The media company Impact Theory had highlighted sale from NFT corresponding to a status (Legendary, Heroic and Relentless). The SEC sanctions her for unregistered sale of securities and imposed a 6 million dollar penalty.
La SECthe U.S. securities regulator, recently reclassified a large number of cryptocurrencies as investment contracts. However, the regulator is not only interested in this type of token, as demonstrated by the proceedings againstImpact Theory.
The media and entertainment company had put non-fungible tokens on sale. NFT. A total of three categories of tokens were issued: Legendary, Heroic and Relentless. The opportunity for the company to raise 30 million dollars from hundreds of investors.
NFTs sold for a promise of financial return
For the SEC, the purchasers of these NFTs are indeed investors, and the tokens of the financial securities. Consequently, the sale should have been registered with the authorities beforehand. This failure on the part of Impact Theory constitutes an infringement.
For the U.S. Commission, there is no doubt that NFTs, marketed as Founding Keys, constitute an infringement. investment contract and therefore qualify as securities.
In particular, Impact Theory emphasized that it was ‘trying to build the next Disney’ and that, if successful, it would offer ‘tremendous value’ to purchasers of founders’ keys. The order concludes that the NFTs offered and sold to investors were investment contracts and therefore securities,” the SEC ruled.
Impact Theory must reimburse buyers
For the company, the axe has been cut. Without admitting or denying the SEC’s conclusions”, Impact Theory negotiated a settlement with the regulator. Under the terms of this agreement, the company put an end to the sale of its NFTs and settled its claims. 6.1 million.
The token issuer has also undertaken to “return the sums that the aggrieved investors paid to purchase the NFTs”. Impact Theory will no longer be able to derive any revenue from these tokens, and in particular will no longer be entitled to receive royalties on secondary market transactions.

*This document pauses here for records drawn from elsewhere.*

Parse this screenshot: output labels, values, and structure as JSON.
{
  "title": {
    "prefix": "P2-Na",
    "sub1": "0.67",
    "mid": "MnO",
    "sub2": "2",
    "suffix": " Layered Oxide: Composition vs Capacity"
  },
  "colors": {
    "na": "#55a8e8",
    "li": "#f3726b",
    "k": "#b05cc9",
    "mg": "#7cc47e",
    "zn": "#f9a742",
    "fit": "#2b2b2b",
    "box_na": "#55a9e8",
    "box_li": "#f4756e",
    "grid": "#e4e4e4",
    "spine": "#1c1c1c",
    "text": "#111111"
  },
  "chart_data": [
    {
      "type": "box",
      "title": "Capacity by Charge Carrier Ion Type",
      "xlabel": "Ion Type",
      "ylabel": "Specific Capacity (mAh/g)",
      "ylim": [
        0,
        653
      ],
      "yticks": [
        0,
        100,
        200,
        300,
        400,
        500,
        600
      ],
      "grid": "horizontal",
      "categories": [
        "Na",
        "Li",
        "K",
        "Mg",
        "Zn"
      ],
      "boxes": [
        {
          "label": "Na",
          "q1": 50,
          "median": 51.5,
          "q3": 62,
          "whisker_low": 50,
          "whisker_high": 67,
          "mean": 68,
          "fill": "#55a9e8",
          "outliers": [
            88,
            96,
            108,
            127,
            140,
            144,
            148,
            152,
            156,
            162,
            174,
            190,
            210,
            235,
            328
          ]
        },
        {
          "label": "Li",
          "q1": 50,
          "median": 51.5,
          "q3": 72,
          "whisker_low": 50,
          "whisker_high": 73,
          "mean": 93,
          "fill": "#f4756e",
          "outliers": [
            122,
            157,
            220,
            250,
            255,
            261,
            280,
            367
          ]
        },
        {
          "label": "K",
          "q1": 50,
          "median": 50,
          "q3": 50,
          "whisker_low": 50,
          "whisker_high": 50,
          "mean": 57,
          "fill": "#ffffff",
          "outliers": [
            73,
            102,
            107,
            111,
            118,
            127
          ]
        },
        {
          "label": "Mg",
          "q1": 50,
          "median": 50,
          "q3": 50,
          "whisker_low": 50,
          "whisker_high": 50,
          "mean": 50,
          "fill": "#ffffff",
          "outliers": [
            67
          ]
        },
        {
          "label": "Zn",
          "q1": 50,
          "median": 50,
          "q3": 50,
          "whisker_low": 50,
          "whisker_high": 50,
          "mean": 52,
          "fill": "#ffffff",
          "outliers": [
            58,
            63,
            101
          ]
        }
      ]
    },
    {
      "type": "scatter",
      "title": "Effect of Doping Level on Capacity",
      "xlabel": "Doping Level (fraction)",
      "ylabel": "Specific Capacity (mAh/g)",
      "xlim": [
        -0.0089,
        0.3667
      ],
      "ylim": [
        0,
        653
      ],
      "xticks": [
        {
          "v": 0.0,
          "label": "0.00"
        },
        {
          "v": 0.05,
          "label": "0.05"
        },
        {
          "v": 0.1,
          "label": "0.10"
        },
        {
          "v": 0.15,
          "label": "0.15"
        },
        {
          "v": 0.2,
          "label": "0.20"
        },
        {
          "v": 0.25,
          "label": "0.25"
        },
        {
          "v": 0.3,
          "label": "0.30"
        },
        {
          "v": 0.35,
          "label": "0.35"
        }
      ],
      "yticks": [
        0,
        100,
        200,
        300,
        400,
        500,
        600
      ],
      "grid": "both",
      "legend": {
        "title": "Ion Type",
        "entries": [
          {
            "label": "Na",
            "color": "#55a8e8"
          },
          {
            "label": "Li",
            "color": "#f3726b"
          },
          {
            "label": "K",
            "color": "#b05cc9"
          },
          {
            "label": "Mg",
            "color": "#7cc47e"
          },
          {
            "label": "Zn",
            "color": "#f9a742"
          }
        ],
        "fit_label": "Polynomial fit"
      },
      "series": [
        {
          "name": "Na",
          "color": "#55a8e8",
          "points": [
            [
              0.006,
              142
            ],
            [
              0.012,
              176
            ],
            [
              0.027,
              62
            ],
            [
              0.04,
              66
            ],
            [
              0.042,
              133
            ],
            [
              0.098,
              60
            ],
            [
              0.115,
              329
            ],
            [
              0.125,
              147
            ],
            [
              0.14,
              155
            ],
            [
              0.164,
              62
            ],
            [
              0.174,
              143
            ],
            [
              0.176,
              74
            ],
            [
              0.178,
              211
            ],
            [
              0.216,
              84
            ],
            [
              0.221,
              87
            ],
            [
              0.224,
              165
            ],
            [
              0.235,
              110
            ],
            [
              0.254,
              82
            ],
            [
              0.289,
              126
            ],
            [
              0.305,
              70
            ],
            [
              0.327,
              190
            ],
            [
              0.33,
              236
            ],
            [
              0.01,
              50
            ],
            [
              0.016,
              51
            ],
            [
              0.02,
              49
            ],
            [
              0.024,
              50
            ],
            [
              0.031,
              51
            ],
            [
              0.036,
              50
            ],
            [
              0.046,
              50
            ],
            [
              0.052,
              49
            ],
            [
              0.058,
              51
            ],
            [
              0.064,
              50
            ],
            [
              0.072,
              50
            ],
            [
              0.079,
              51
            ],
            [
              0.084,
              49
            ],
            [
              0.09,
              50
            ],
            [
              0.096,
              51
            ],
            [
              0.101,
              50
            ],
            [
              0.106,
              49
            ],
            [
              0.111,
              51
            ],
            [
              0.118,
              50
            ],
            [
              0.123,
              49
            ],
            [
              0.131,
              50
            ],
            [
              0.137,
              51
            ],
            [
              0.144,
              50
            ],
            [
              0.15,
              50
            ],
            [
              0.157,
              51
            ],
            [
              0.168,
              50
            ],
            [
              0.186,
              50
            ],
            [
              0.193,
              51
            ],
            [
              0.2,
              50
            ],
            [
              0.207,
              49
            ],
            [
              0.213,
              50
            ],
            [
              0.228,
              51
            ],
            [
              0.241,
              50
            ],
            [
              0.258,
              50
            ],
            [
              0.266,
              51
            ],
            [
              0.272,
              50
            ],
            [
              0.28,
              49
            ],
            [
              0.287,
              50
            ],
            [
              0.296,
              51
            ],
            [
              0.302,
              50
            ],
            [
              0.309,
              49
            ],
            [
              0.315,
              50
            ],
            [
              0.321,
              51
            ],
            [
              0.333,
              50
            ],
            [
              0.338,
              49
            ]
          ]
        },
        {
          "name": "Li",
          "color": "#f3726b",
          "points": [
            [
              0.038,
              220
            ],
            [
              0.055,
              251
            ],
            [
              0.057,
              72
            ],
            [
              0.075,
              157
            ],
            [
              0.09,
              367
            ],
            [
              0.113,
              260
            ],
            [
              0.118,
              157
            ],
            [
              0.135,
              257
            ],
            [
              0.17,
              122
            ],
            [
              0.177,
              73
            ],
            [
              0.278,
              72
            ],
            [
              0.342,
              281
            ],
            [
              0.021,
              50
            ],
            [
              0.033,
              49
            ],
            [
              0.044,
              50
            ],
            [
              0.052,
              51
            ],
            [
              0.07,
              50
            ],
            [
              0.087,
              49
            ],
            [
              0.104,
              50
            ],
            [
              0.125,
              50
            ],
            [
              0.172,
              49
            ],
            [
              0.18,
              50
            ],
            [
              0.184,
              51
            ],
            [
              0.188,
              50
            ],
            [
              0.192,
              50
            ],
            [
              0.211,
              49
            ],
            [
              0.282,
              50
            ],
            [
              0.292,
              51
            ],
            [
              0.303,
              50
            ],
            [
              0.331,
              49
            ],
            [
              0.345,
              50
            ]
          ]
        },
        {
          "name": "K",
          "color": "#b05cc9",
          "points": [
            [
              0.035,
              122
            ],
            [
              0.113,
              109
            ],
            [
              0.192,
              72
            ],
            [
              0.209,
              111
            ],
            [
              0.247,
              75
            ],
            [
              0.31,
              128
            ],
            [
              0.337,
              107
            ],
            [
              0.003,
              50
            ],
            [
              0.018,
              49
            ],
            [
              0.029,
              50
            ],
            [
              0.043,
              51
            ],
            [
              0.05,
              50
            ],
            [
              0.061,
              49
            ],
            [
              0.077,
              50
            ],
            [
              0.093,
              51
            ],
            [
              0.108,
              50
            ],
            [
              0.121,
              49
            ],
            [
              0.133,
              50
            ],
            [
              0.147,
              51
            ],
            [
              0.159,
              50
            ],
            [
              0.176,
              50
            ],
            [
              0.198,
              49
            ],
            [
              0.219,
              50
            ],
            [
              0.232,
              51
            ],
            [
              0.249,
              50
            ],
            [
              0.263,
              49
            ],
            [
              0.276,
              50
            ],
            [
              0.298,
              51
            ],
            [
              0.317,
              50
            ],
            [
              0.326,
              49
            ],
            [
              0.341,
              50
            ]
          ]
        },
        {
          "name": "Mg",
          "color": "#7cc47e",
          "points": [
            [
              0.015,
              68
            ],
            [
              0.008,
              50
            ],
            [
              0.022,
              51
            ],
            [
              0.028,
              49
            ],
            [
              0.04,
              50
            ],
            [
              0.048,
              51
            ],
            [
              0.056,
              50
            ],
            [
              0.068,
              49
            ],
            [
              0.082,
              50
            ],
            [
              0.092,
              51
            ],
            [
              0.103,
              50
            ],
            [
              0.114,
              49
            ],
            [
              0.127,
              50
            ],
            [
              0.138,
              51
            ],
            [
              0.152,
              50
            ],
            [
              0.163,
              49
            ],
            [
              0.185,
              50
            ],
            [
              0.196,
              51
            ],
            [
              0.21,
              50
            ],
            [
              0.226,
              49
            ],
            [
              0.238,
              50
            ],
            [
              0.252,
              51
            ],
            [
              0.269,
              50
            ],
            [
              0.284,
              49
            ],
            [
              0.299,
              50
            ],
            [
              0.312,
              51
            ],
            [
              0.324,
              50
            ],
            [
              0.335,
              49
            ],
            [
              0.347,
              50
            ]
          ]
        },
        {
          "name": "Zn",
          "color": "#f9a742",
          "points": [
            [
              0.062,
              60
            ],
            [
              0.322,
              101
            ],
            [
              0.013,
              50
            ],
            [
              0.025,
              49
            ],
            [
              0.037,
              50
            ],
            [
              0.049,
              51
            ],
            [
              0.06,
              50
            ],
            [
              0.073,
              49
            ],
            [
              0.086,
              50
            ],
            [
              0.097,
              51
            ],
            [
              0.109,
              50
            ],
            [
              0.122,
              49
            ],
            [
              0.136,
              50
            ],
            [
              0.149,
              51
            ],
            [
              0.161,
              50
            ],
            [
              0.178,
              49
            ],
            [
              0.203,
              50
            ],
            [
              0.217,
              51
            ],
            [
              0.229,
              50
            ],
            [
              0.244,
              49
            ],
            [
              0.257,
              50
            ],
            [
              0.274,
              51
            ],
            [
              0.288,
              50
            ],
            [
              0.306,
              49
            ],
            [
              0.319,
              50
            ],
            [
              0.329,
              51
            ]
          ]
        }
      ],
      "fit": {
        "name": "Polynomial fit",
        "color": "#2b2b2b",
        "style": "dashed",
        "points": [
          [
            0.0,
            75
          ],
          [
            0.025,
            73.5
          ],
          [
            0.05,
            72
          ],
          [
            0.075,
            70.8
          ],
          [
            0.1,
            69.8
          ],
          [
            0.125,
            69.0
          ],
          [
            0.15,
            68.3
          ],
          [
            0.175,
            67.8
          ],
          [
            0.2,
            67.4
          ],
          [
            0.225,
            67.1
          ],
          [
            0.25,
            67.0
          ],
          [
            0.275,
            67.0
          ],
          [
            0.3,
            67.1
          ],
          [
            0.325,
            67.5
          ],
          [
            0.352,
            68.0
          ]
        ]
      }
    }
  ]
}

In the eyes of the U.S. regulator, the use of NFTs cannot constitute a means of circumventing current legislation and escaping recharacterization. The SEC also demonstrates that non-fungible tokens are not immune from its action.
SEC dissent on method
Impact Theory encouraged potential investors to consider the purchase of a founder’s key as an investment in the company, stating that investors would benefit from their purchases if Impact Theory was successful in its efforts,” analyzes the Commission.
However, this decision did not meet with unanimous approval among the Commissioners. Its Republican representatives, Hester Peirce and Mark Uyeda, challenged the regulator’s action.
They express their disagreement and the use of “a decades-old legal test to determine whether a product was an investment contract”.
NFTs were not shares in a company and did not generate any type of dividend for buyers”, the commissioners consider.